عَنِ ابْنِ عَبَّاسٍ t قَالَ: قَدِمَ رَسُوْلُ اللهِ r وَأَصْحَابُهُ مَكَّةَ وَقَدْ وَهَنَتْهُمْ حُمَى يَثْرِبَ، قَالَ الْمُشْرِكُوْنَ: إِنَّهُ يَقْدَمُ عَلَيْكُمْ غَدًا قَوْمٌ قَدْ وَهَنَتْهُمُ الْحُمَى، وَلَقُوْا مِنْهَا شِدَّةً. فَجَلَسُوْا مِمَّا يَلِيْ الْحِجْرَ، وَأَمَرَهُمُ النَّبِيُّ r أَنْ يَرْمُلُوْا ثَلاَثَةَ أَشْوَاطٍ وَيَمْشُوْا مَا بَيْنَ الرُّكْنَيْنِ لِيَرَى الْمُشْرِكُوْنَ جَلَدَهُمْ، فَقَالَ الْمُشْرِكُوْنَ: هَؤُلاَءِ الَّذِيْنَ زَعَمْتُمْ أَنَّ الْحُمَى قَدْ وَهَنَتْهُمْ، هَؤُلاَءِ أَجْلَدَ مِنْ كَذَا وَكَذَا. قَالَ ابْنُ عَبَّاسٍ t: وَلَمْ يَمْنَعْهُ أَنْ يَأْمُرَهُمْ أَنْ يَرْمَلُوْا اْلأَشْوَاطَ كُلَّهَا إِلاَّ اْلإِبْقَاءَ عَلَيْهِمْ. ) مسلم: 3048 (

Dari Ibnu Abbas ra ia berkata: “ Rasulullah saw dan para sahabatnya mendatangi kota Makah [ untuk menunaikan Umrah ] dan penyakit Demam Madinah telah melemahkan mereka. Musyrikin Makah berkata: ‘ Besok akan datang kepada kalian satu kaum yang telah dilemahkan oleh Demam Madinah, dan mereka banyak menemukan kesulitan di Madinah. ‘ Mereka [ musyrikin Makah ] duduk di sekitar Hijir Isma’il, maka Rasulullah saw memerintahkan para sahabat untuk raml [ berlari-lari kecil ] pada tiga putaran pertama dan berjalan biasa pada empat putaran terakhir agar musyrikin Makah dapat melihat ketangguhan mereka. Musyrikin Makah berkata: ‘ Mereka itu orang-orang yang kalian sangka telah dilemahkan oleh Demam Madinah, ternyata mereka lebih tangguh. ‘ Ibnu Abbas ra berkata: ‘ Tidak ada yang menghalangi Rasulullah saw untuk memerintah mereka agar berlari-lari kecil di seluruh tiga putaran melainkan rasa kasihan atas mereka. ‘ “ [ Muslim, no: 3048 ]

Isyarat di putaran terakhir.

Prof juga menerangkan bahwa pada putaran thawaf ketujuh [ terakhir ] tidak ada isyarat.

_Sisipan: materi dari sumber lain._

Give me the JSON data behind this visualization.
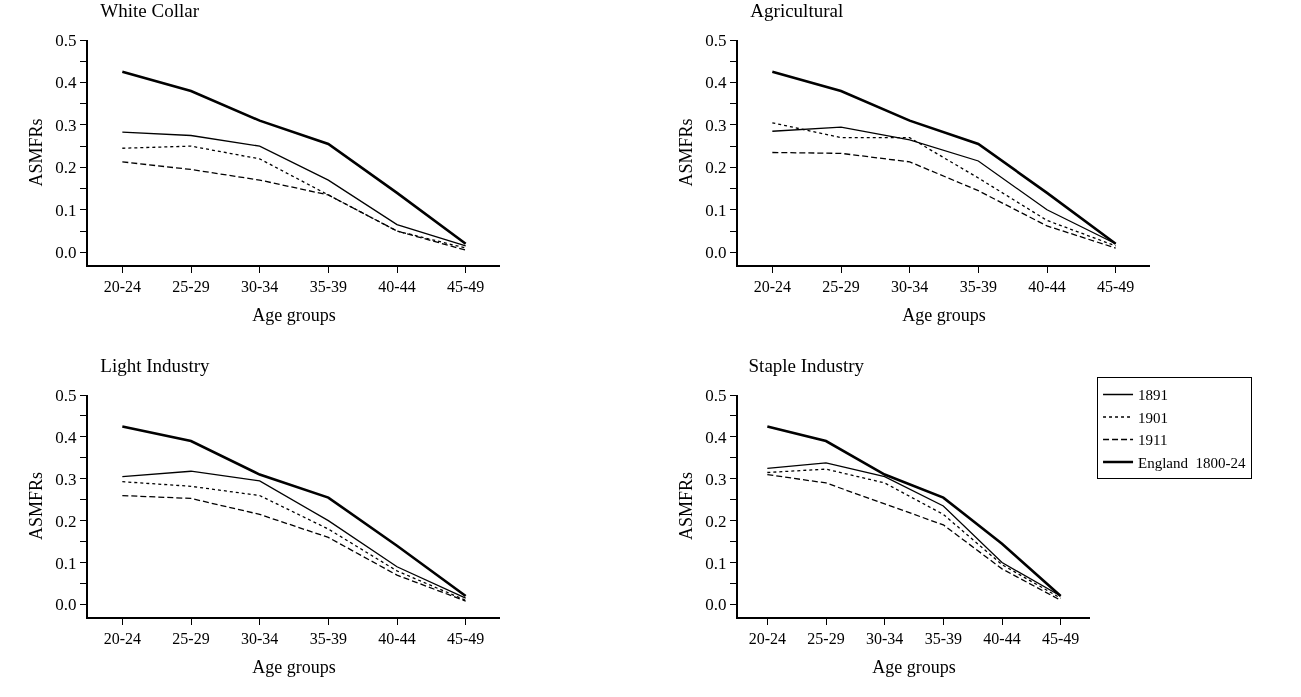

Dalam hal ini kami menemukan sebuah hadits berbunyi demikian:

عَنِ ابْنِ عَبَّاسٍ t قَالَ: طَافَ النَّبِيُّ  r بِالْبَيْتِ عَلَى بَعِيْرٍ، كُلَّمَا أَتَى عَلَى الرُّكْنِ أَشَارَ إِلَيْهِ بِشَيْءٍ بِيَدِهِ وَكَبَّرَ. ) البخاري: 1632، أحـمد: 1، 264 (

Dari Ibnu Abbas ra ia berkata: “ Nabi saw thawaf di Baitullah sambil mengendarai untanya, setiap kali ia mendatangi ar-Ruknu [ sudut hajar Aswad ] ia berisyarat dengan sesatu yang ada di tangannya dan bertakbir. “ [ Al-Bukhori, no: 1632, Ahmad, I: 264 ]

Pada hadits di atas terdapat kata-kata kullama ataa [ setiap kali mendatangi ] perkataan kullama ataa menjadi dalil bahwa setiap kali mendatangi sudut hajar Aswad termasuk putaran terakhir [ putaran ketujuh ] ada padanya isyrat. Jadi isyarat pada thawaf qudum itu ada delapan ditambah satu yaitu isyarat setelah shalat dua rakaat di Maqam Ibrahim, tetapi tidak mengandung arti putaran thawaf menjadi delapan.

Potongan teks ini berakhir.